There is an acceptance that United’s performances against Arsenal and Istanbul Basaksehir, in particular, were not good enough, but senior figures have pointed to results against PSG and Leipzig, as well as the 14-game unbeaten run to end last season’s Premier League campaign, as evidence that Solskjaer is the right man.
Woodward and Solskjaer are still in regular contact and have maintained a good working relationship despite a tense summer. Crucially, Solskjaer has also retained the backing from the senior players; sources have told ESPN that the reaction to the win at Goodison Park on Saturday was more defiant than celebratory after a week of intense criticism. Some strong supporters of Solskjaer within the squad feared another demoralising defeat would have forced Woodward into a decision.
There is a sense on Solskjaer’s part that he would not be vulnerable at all had the summer transfer window been more productive. The signature signing — Ajax’s £40 million midfielder Donny van de Beek — strengthened a position he did not believe was a priority. The right winger and central defender he wanted did not arrive; instead, United brought in a 33-year-old striker in Edinson Cavani on a free transfer and two teenage wingers, Penarol’s Facundo Pellistri and Atalanta’s Amad Diallo Traore — Pellistri yet to play and Diallo not arriving until January, despite costing €21m plus €20m in add-ons.

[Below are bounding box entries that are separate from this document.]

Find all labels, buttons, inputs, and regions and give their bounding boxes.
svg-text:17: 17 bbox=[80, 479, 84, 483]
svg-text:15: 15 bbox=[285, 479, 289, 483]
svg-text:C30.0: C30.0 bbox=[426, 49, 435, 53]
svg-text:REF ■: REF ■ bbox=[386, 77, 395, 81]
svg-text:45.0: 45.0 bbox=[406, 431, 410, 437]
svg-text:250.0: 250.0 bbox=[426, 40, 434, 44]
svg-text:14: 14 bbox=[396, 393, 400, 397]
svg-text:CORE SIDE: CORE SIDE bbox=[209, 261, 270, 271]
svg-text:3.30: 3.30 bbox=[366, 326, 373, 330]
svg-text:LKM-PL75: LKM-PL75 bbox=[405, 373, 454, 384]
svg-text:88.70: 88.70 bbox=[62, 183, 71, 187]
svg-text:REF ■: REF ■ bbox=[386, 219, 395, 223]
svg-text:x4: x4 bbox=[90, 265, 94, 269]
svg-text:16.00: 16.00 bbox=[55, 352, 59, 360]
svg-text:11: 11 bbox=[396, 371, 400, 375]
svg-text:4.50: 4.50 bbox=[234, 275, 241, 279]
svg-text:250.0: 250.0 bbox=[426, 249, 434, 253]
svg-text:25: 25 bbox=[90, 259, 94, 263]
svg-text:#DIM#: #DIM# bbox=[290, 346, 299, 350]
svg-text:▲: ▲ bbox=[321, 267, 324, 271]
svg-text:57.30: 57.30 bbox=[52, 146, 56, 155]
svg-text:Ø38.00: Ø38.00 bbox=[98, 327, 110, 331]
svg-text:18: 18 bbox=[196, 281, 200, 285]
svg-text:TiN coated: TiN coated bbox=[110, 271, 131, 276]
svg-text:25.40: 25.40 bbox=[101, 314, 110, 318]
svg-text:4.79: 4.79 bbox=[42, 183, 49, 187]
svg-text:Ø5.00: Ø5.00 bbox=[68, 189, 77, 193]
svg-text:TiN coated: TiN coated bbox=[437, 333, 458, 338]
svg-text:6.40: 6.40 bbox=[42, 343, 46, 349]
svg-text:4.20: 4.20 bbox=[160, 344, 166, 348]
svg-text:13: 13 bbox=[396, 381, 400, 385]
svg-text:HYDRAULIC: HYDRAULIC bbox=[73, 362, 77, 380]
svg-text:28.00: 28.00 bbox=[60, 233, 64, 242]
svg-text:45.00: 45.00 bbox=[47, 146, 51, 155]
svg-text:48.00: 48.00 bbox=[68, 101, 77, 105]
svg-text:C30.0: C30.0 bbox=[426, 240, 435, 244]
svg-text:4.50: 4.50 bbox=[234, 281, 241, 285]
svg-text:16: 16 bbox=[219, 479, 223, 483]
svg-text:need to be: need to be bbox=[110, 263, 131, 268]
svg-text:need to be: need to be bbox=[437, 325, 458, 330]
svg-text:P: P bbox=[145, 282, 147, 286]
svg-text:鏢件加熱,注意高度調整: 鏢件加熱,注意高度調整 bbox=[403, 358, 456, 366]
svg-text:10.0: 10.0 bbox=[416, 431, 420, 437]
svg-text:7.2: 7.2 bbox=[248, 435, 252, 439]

Solskjaer and his coaching staff share the feeling that while United’s senior squad has been strengthened, the overall quality of the first team has stayed the same, making it difficult to bridge the gap to Liverpool and Manchester City. Solskjaer has vented his frustration to Woodward, but his mood around Carrington has remained positive and staff are not walking the corridors with fear as they were during the final throes of the Mourinho era.
When it came time for United to dismiss Mourinho and Van Gaal, the writing was on the wall long before the news was delivered. Solskjaer is beginning to feel some of the same pressures, but Woodward is not taking aim yet.